Adapun upaya yang ditempuh dengan menciptakan pasar, perbaikan tata kelola pengembangan EBT, pengadaan PLT EBT berskala masif dan memberikan insentif dan kemudahan investasi. Pemerintah juga melakukan perbaikan regulasi agar penetrasi pemanfaatan listrik surya menjadi lebih tinggi. Sehingga dapat menjangkau 70 juta pelanggan listrik nasional.
"Kami berharap makin banyak pelaku bisnis yang menggunakan PLTS atap untuk penyediaan listrik," kata dia mengakhiri.
Reporter: Anisyah Al Faqir
Sumber: Merdeka.com
PLTS Atap Gerus Pendapatan PLN?
Sebelumnya, Direktur Aneka Energi Baru dan Energi Terbarukan Kementerian Energi dan Sumber Daya Mineral (ESDM) Harris mengatakan, penggunaan listrik dari tenaga surya atap tidak akan menggerus pasar PLN. Sebab kehadiran Pembangkit Listrik tenaga Surya (PLTS) Atap tidak akan mengganggu bisnis listrik PLN yang berasal dari fosil.
"Kekhawatiran PLTS atap ini menggerus pasar PLN itu tidak perlu," kata Harris dalam Virtual Press Conference GNSSA 2.0: Siap Beratap Panel Surya, Jakarta, Rabu (16/9/2020).
Terkait hal tersebut, pihaknya pernah melakukan simulasi perhitungan penggunaan PLTS atap.

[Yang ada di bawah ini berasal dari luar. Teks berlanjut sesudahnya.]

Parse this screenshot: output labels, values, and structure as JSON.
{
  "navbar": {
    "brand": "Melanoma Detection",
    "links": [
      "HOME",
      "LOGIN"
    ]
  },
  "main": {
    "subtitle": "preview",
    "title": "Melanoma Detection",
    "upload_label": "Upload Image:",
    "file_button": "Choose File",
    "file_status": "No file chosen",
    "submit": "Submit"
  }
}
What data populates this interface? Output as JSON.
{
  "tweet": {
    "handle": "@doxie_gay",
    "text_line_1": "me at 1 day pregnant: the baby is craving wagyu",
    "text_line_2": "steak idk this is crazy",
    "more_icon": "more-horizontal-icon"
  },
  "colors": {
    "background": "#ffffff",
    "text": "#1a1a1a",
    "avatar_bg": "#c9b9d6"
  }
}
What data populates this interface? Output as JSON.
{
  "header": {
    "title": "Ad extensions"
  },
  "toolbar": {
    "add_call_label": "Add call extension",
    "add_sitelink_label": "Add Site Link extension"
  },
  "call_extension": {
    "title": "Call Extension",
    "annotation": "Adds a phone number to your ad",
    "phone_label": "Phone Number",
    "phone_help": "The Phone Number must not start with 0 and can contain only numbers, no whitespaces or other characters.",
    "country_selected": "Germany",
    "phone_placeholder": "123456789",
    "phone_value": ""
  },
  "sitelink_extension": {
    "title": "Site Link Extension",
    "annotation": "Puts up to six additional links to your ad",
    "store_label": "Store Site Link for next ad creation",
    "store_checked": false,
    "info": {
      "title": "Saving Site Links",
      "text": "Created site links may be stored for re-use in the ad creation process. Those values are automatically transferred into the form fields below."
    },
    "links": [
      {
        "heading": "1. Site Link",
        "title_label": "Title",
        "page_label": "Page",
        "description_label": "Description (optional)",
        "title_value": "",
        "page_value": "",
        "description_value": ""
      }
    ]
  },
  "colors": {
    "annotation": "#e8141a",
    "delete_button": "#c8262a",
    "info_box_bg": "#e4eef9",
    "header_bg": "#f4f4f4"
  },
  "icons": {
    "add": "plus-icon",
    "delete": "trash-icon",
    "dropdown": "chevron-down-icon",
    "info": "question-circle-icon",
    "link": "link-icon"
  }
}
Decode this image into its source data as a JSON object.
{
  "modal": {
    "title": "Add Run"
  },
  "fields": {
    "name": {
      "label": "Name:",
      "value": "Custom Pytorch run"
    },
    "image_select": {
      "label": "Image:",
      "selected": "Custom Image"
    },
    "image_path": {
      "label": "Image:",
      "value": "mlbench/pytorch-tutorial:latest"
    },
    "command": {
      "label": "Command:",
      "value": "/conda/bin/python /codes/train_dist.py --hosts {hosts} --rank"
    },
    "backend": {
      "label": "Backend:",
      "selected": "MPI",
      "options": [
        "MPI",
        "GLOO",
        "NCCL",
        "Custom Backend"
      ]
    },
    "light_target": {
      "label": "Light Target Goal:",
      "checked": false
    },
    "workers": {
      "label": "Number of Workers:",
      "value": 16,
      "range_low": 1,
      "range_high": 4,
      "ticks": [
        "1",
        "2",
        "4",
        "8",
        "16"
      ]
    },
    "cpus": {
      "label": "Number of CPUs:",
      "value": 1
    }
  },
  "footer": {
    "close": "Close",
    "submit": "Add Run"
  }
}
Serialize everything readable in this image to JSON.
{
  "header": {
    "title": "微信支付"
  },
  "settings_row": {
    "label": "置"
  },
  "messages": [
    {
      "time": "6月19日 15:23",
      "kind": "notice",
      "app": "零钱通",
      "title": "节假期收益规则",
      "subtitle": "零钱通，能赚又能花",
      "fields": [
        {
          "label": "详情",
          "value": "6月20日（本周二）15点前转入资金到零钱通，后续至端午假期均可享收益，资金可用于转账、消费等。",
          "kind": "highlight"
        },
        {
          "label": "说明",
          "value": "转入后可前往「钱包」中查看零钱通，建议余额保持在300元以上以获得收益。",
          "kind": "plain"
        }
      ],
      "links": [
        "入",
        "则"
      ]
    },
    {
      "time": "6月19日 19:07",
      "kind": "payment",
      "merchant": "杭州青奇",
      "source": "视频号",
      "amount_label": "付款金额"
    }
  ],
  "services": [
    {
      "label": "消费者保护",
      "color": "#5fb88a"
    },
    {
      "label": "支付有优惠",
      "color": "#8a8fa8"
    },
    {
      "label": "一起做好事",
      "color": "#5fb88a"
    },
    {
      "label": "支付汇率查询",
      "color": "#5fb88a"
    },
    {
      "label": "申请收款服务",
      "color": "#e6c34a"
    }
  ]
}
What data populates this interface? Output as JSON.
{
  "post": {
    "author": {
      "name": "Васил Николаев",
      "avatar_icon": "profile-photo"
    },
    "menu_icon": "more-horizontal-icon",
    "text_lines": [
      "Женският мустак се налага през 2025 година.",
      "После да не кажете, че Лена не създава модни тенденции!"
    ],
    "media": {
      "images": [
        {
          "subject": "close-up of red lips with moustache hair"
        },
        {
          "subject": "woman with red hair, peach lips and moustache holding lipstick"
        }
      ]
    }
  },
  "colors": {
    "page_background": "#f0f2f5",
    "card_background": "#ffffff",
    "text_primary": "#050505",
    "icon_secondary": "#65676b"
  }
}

Menggunakan asumsi dengan penetrasi tertentu ternyata tidak akan memengaruhi bisnis listrik yang dikelola negara.
"Dulu kita pernah hitung-hitung dengan asumsi, dengan penetrasinya sekian akan pengaruhi revenue itu hanya 1 persen," kata Harris.
Dari implementasi yang ditargetkan 1 juta atap rumah, nyatanya baru ada 2.346 pelanggan. Dari jumlah tersebut pun kapasitas yang digunakan hanya 11,5 megawatt. Sehingga PLN tidak perlu khawatir pasarnya akan tergerus oleh kehadiran PLTS atap.
"Dan itu tidak perlu dikhawatirkan," kata Harris.
Sisi lain ini menjadi bahan evaluasi dan koreksi akan regulasi yang dimiliki saat ini. Termasuk aturan penyaluran listrik hasil PLTS atap sebanyak 65 persen.